LIKE BREATHING OUT AND BREATHING IN [66]

UPDATE (26/10/2017): I received my Gender Recognition Certificate in the post, and the world became, for once, demonstrably better. The soundtrack to my celebration was “Land of Hope and Glory,” followed by “Look Back In Anger” by David Bowie, and the live version of his “Station to Station” title track, from the “Stage” album... and then "Sunrise" by Eric Carmen, for some reason.

*

There has been a lot about transgender rights in the news recently, especially in the last week – to those in the United States, still enraged by the President planning to remove thousands of trans people from the military, your President is Donald Trump, so what did you expect?
The one group you don’t hear, apart from left-wing pressure groups, right-wing pressure groups, and media commentators, and media commentators, are ACTUAL TRANSGENDER PEOPLE. I then remembered that I see a trans woman in the mirror every day, so here I am.

[You take five pictures, and the first one was the best.]

On Sunday 23rd July, the UK Government announced two consultations. The first, ahead of the fiftieth anniversary of the partial decriminalisation of homosexuality – the age of consent wasn’t the same for everyone until January 2001 - is to ask the LGBT community’s experiences of discrimination, and on accessing and using public services. I completed this survey online - you get the feeling that these questions are being asked for the first time, especially those on discrimination.
The other survey would have been important to me, but I already decided not to wait for the answer.

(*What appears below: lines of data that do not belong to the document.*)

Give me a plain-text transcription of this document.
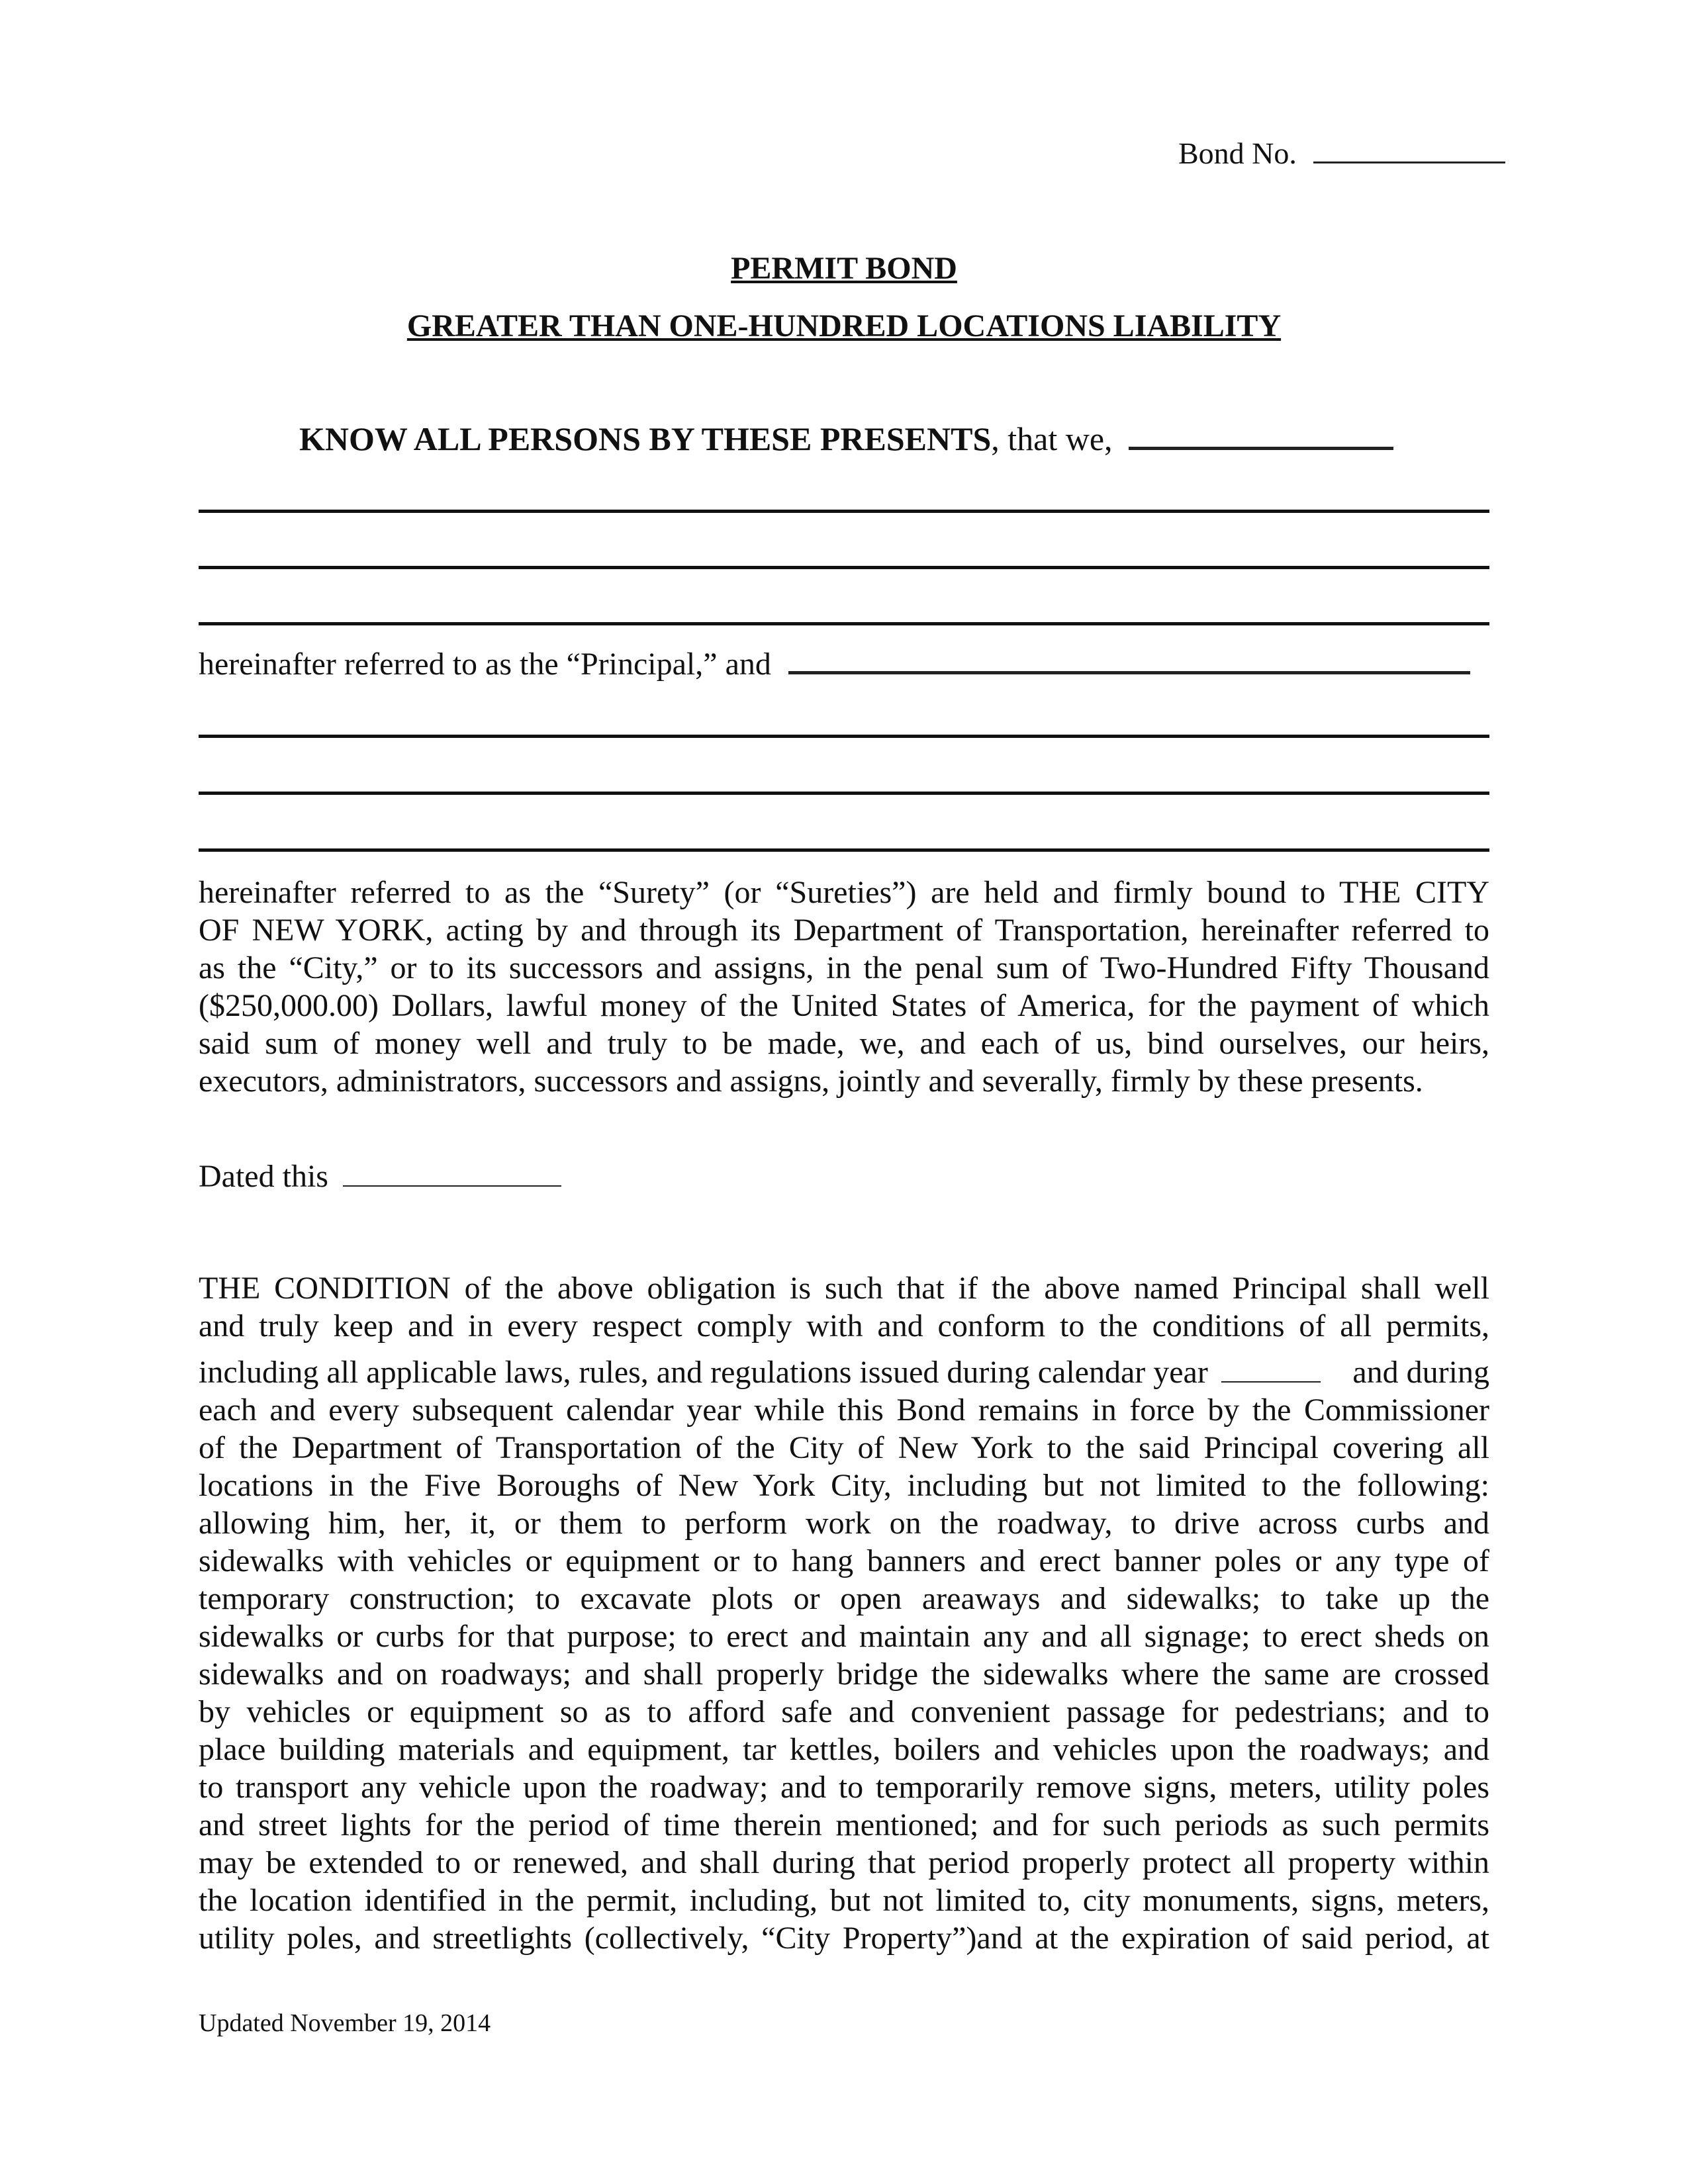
Bond No.
PERMIT BOND
GREATER THAN ONE-HUNDRED LOCATIONS LIABILITY
KNOW ALL PERSONS BY THESE PRESENTS, that we,
hereinafter referred to as the “Principal,” and

hereinafter referred to as the “Surety” (or “Sureties”) are held and firmly bound to THE CITY

OF NEW YORK, acting by and through its Department of Transportation, hereinafter referred to

as the “City,” or to its successors and assigns, in the penal sum of Two-Hundred Fifty Thousand

($250,000.00) Dollars, lawful money of the United States of America, for the payment of which

said sum of money well and truly to be made, we, and each of us, bind ourselves, our heirs,

executors, administrators, successors and assigns, jointly and severally, firmly by these presents.

Dated this

THE CONDITION of the above obligation is such that if the above named Principal shall well

and truly keep and in every respect comply with and conform to the conditions of all permits,

including all applicable laws, rules, and regulations issued during calendar year	and during

each and every subsequent calendar year while this Bond remains in force by the Commissioner

of the Department of Transportation of the City of New York to the said Principal covering all

locations in the Five Boroughs of New York City, including but not limited to the following:

allowing him, her, it, or them to perform work on the roadway, to drive across curbs and

sidewalks with vehicles or equipment or to hang banners and erect banner poles or any type of

temporary construction; to excavate plots or open areaways and sidewalks; to take up the

sidewalks or curbs for that purpose; to erect and maintain any and all signage; to erect sheds on

sidewalks and on roadways; and shall properly bridge the sidewalks where the same are crossed

by vehicles or equipment so as to afford safe and convenient passage for pedestrians; and to

place building materials and equipment, tar kettles, boilers and vehicles upon the roadways; and

to transport any vehicle upon the roadway; and to temporarily remove signs, meters, utility poles

and street lights for the period of time therein mentioned; and for such periods as such permits

may be extended to or renewed, and shall during that period properly protect all property within

the location identified in the permit, including, but not limited to, city monuments, signs, meters,

utility poles, and streetlights (collectively, “City Property”)and at the expiration of said period, at

Updated November 19, 2014
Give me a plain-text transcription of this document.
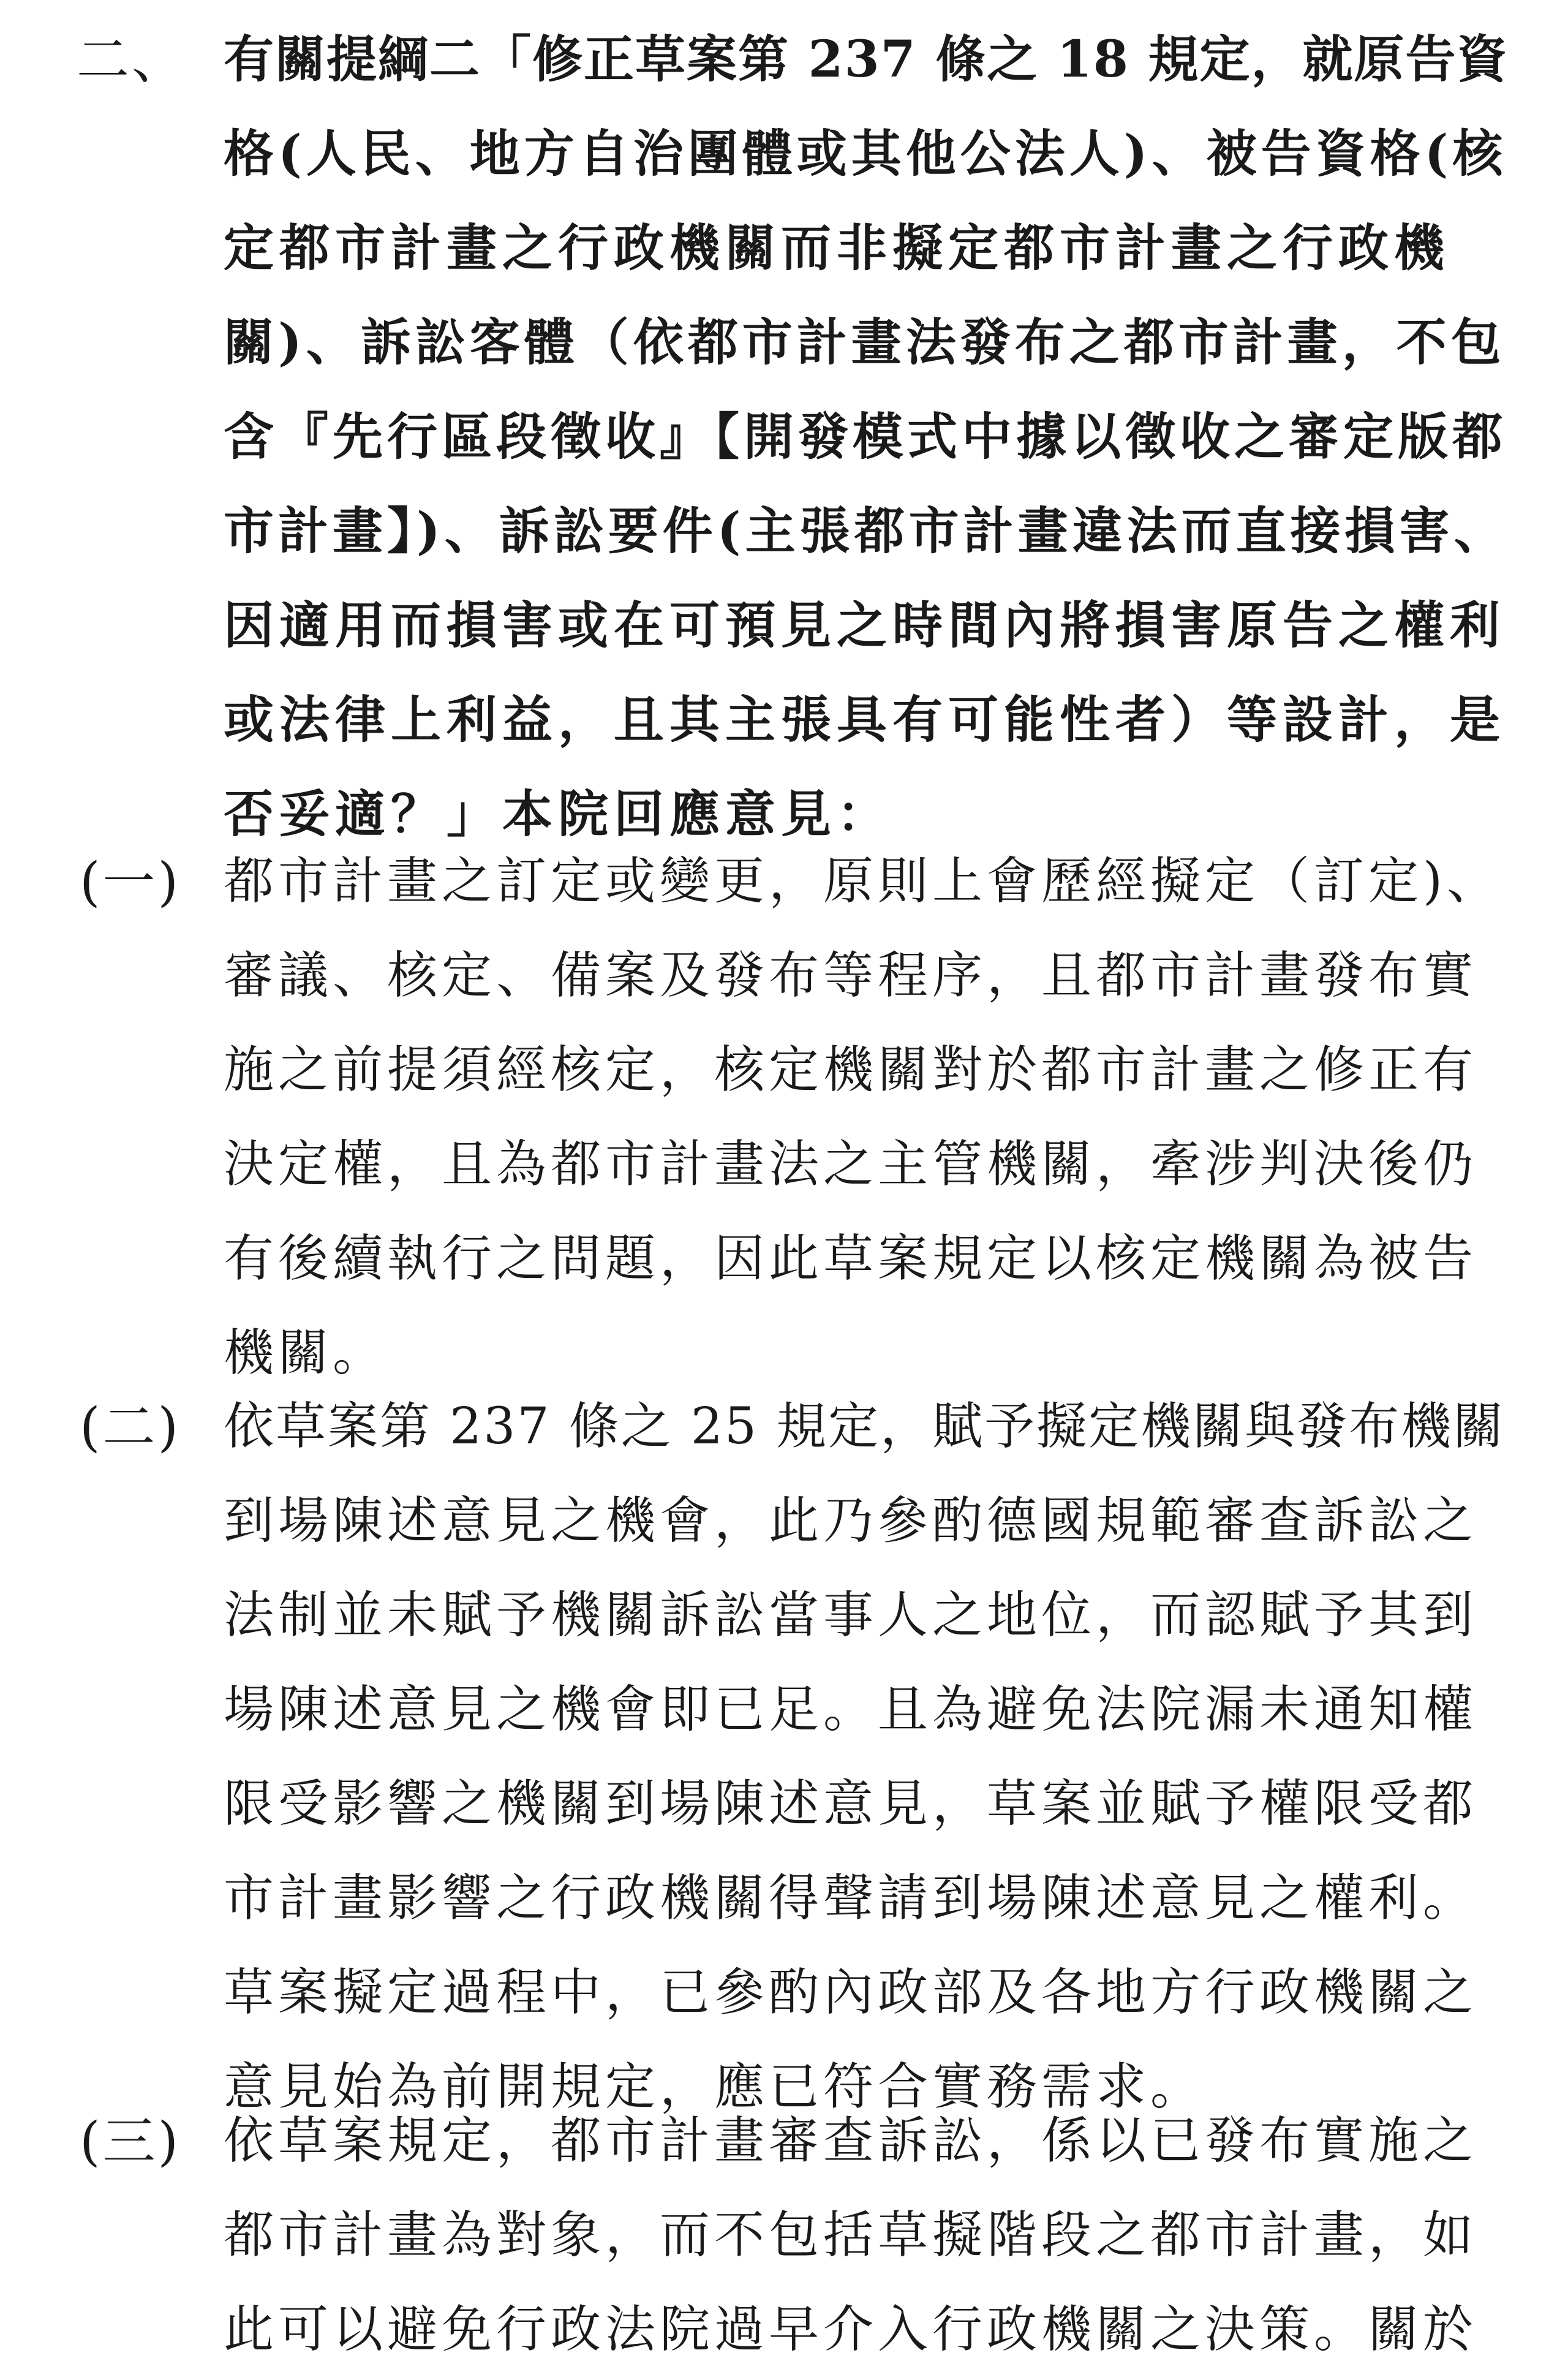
二、 有關提綱二「修正草案第 237 條之 18 規定，就原告資
格(人民、地方自治團體或其他公法人)、被告資格(核
定都市計畫之行政機關而非擬定都市計畫之行政機
關)、訴訟客體（依都市計畫法發布之都市計畫，不包
含『先行區段徵收』【開發模式中據以徵收之審定版都
市計畫】)、訴訟要件(主張都市計畫違法而直接損害、
因適用而損害或在可預見之時間內將損害原告之權利
或法律上利益，且其主張具有可能性者）等設計，是
否妥適？」本院回應意見：
(一) 都市計畫之訂定或變更，原則上會歷經擬定（訂定)、
審議、核定、備案及發布等程序，且都市計畫發布實
施之前提須經核定，核定機關對於都市計畫之修正有
決定權，且為都市計畫法之主管機關，牽涉判決後仍
有後續執行之問題，因此草案規定以核定機關為被告
機關。
(二) 依草案第 237 條之 25 規定，賦予擬定機關與發布機關
到場陳述意見之機會，此乃參酌德國規範審查訴訟之
法制並未賦予機關訴訟當事人之地位，而認賦予其到
場陳述意見之機會即已足。且為避免法院漏未通知權
限受影響之機關到場陳述意見，草案並賦予權限受都
市計畫影響之行政機關得聲請到場陳述意見之權利。
草案擬定過程中，已參酌內政部及各地方行政機關之
意見始為前開規定，應已符合實務需求。
(三) 依草案規定，都市計畫審查訴訟，係以已發布實施之
都市計畫為對象，而不包括草擬階段之都市計畫，如
此可以避免行政法院過早介入行政機關之決策。關於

In the autumn, the Government will canvass opinions on whether applying for a Gender Recognition Certificate, to change your gender in law from female to male, or vice versa, should be streamlined, allowing people simply to identify how they wish, instead of needing evidence about why you needed to do it.
Many people have not waited to be asked. We already know that Germaine Greer, “Woman’s Hour” presenter Dame Jenni Murray, and the novelists Chimamanda Ngozi Adichie and Fay Weldon are all on record as saying that transgender women are not real women, while on Twitter, Piers Morgan has a profound dislike for the idea of people not identifying as male or female, although “third gender” or “two-spirit” people, among other names, are found in cultures for centuries.

The reason I am not waiting for the Government here is simple – I am applying for a Gender Recognition Certificate, under the existing system. There had been a bill in Parliament to change the process, but after the first reading, months of delays, and a General Election, nothing more happened.  Therefore, I am pressing on with what the existing process, which costs £140, requires me to do.
It relies heavily on evidence that you are on your final-destination path, including medical reports, passport, utility bills, official letters, and a statutory declaration I have signed in the presence of a solicitor – there may have also been something about collecting all the gold rings, jumping over a ravine, and rescuing a princess, but I haven’t seen anything more about that. A panel then decides if I should be given the certificate that has “female” written on it, but with what it has taken to get there, both in years of personal experience as well as paperwork, it may as well also say “sane.” Either way, it unequivocally leaves no room for doubt.
Even if I am choosing to do this the hard way, it doesn’t mean it will be a harder-won victory than those that may only have to fill in a simple form later. For the record, I think having a statutory declaration will weed out those who don’t realise how serious changing your gender, in the eyes of the law, really is. Only 112 people submitted applications under the existing process in the first three months of 2017, so making that process easier won’t open the floodgates for women’s toilets and changing rooms to be invaded by men, which is an understandable fear, but unlikely. The Republic of Ireland already have a simpler process, introduced in September 2015, and only 240 people have used it, out of a population of five million.